The House of Representatives is addressing the agricultural industry’s labor crisis by voting in favor of a bill that would grant legal status to thousands of undocumented farmworkers. On Dec. 11, a bipartisan House vote of 260-165 propelled this bill to the Senate for further deliberation.
The bill would require agricultural employers to monitor their workers’ legal status through an e-verify system. Undocumented farmworkers who have worked at least three months over the past four years in the agricultural industry would be eligible for a five-year visa.
Workers who have lived in the United States for at least 10 years would need to work for an additional four years to qualify for a green card. And, workers with less than 10 years of U.S. agricultural experience would need to work an additional eight years to qualify for a green card.
Currently, the seasonal guest worker program allows laborers to spend up to 10 months in the United States, but the dairy industry is pushing for the program to be extended year-round to meet labor needs. “We’re seeing less and less interest, obviously, from a domestic workforce to work in agriculture,” said Sonny Perdue, United States Secretary of Agriculture.
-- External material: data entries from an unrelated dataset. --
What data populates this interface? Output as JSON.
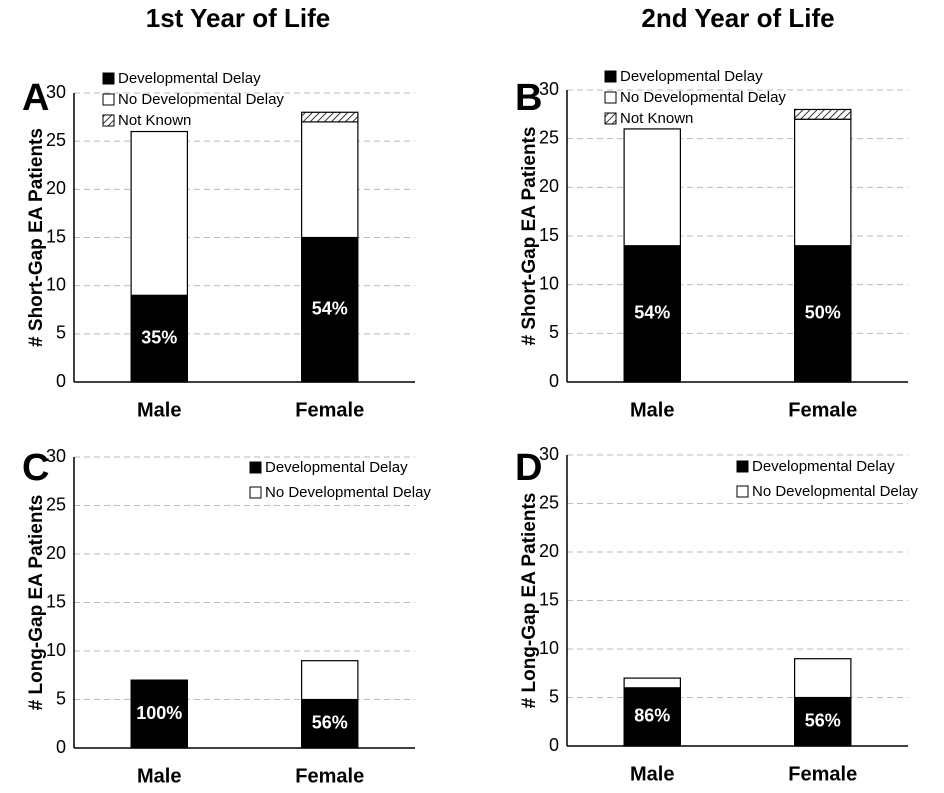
{
  "column_titles": [
    "1st Year of Life",
    "2nd Year of Life"
  ],
  "chart_data": [
    {
      "type": "bar",
      "stacked": true,
      "panel": "A",
      "ylabel": "# Short-Gap EA Patients",
      "categories": [
        "Male",
        "Female"
      ],
      "series": [
        {
          "name": "Developmental Delay",
          "color": "#000000",
          "values": [
            9,
            15
          ]
        },
        {
          "name": "No Developmental Delay",
          "color": "#ffffff",
          "values": [
            17,
            12
          ]
        },
        {
          "name": "Not Known",
          "color": "#ffffff",
          "pattern": "hatch",
          "values": [
            0,
            1
          ]
        }
      ],
      "percent_labels": [
        "35%",
        "54%"
      ],
      "ylim": [
        0,
        30
      ],
      "yticks": [
        0,
        5,
        10,
        15,
        20,
        25,
        30
      ],
      "grid": true
    },
    {
      "type": "bar",
      "stacked": true,
      "panel": "B",
      "ylabel": "# Short-Gap EA Patients",
      "categories": [
        "Male",
        "Female"
      ],
      "series": [
        {
          "name": "Developmental Delay",
          "color": "#000000",
          "values": [
            14,
            14
          ]
        },
        {
          "name": "No Developmental Delay",
          "color": "#ffffff",
          "values": [
            12,
            13
          ]
        },
        {
          "name": "Not Known",
          "color": "#ffffff",
          "pattern": "hatch",
          "values": [
            0,
            1
          ]
        }
      ],
      "percent_labels": [
        "54%",
        "50%"
      ],
      "ylim": [
        0,
        30
      ],
      "yticks": [
        0,
        5,
        10,
        15,
        20,
        25,
        30
      ],
      "grid": true
    },
    {
      "type": "bar",
      "stacked": true,
      "panel": "C",
      "ylabel": "# Long-Gap EA Patients",
      "categories": [
        "Male",
        "Female"
      ],
      "series": [
        {
          "name": "Developmental Delay",
          "color": "#000000",
          "values": [
            7,
            5
          ]
        },
        {
          "name": "No Developmental Delay",
          "color": "#ffffff",
          "values": [
            0,
            4
          ]
        }
      ],
      "percent_labels": [
        "100%",
        "56%"
      ],
      "ylim": [
        0,
        30
      ],
      "yticks": [
        0,
        5,
        10,
        15,
        20,
        25,
        30
      ],
      "grid": true
    },
    {
      "type": "bar",
      "stacked": true,
      "panel": "D",
      "ylabel": "# Long-Gap EA Patients",
      "categories": [
        "Male",
        "Female"
      ],
      "series": [
        {
          "name": "Developmental Delay",
          "color": "#000000",
          "values": [
            6,
            5
          ]
        },
        {
          "name": "No Developmental Delay",
          "color": "#ffffff",
          "values": [
            1,
            4
          ]
        }
      ],
      "percent_labels": [
        "86%",
        "56%"
      ],
      "ylim": [
        0,
        30
      ],
      "yticks": [
        0,
        5,
        10,
        15,
        20,
        25,
        30
      ],
      "grid": true
    }
  ]
}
A 2018 Pew Research Center study found that undocumented immigrants comprise 15% of agriculture industry workers, and that 24% of these laborers hold jobs in farming.
The Pew findings, based on 2016 U.S. Census Bureau data, shows that the total number of undocumented workers in the U.S. has dropped to the “lowest level in a decade”.
Without an e-verify system in place, much work remains to be done on Capitol Hill to secure farmworker rights “due in large part to these outdated laws,” said Rep. Jerry Nadler, chair of the House Judiciary Committee. Undocumented workers are faced with “living and working in a state of uncertainty and fear, which contributes to the destabilization of farms across the nation,” Nadler noted.
Following the Trump Administration’s aggressive immigration enforcement of detaining nearly 700 undocumented workers at food processing facilities across Mississippi, lawmakers have been urged by immigrant rights groups to pass the new bill. Concerned agriculture advocates assert that “the House must pass legislation that preserves agriculture’s experienced workforce” by helping farmworkers earn legal status.
Although 34 Republican Congress members voted in favor of the farmworker’s bill, it is doubtful if the bill will be approved in the Senate. The Republican controlled legislative body has refused to vote on other recently introduced immigration bills. This includes the “Dream and Promise Act of 2019” bill that passed in the House last March by a vote of 237-187, but has been held up in the Senate since July because of Republican reluctance to vote on legislation that runs counter to the Trump Administration’s immigration policies.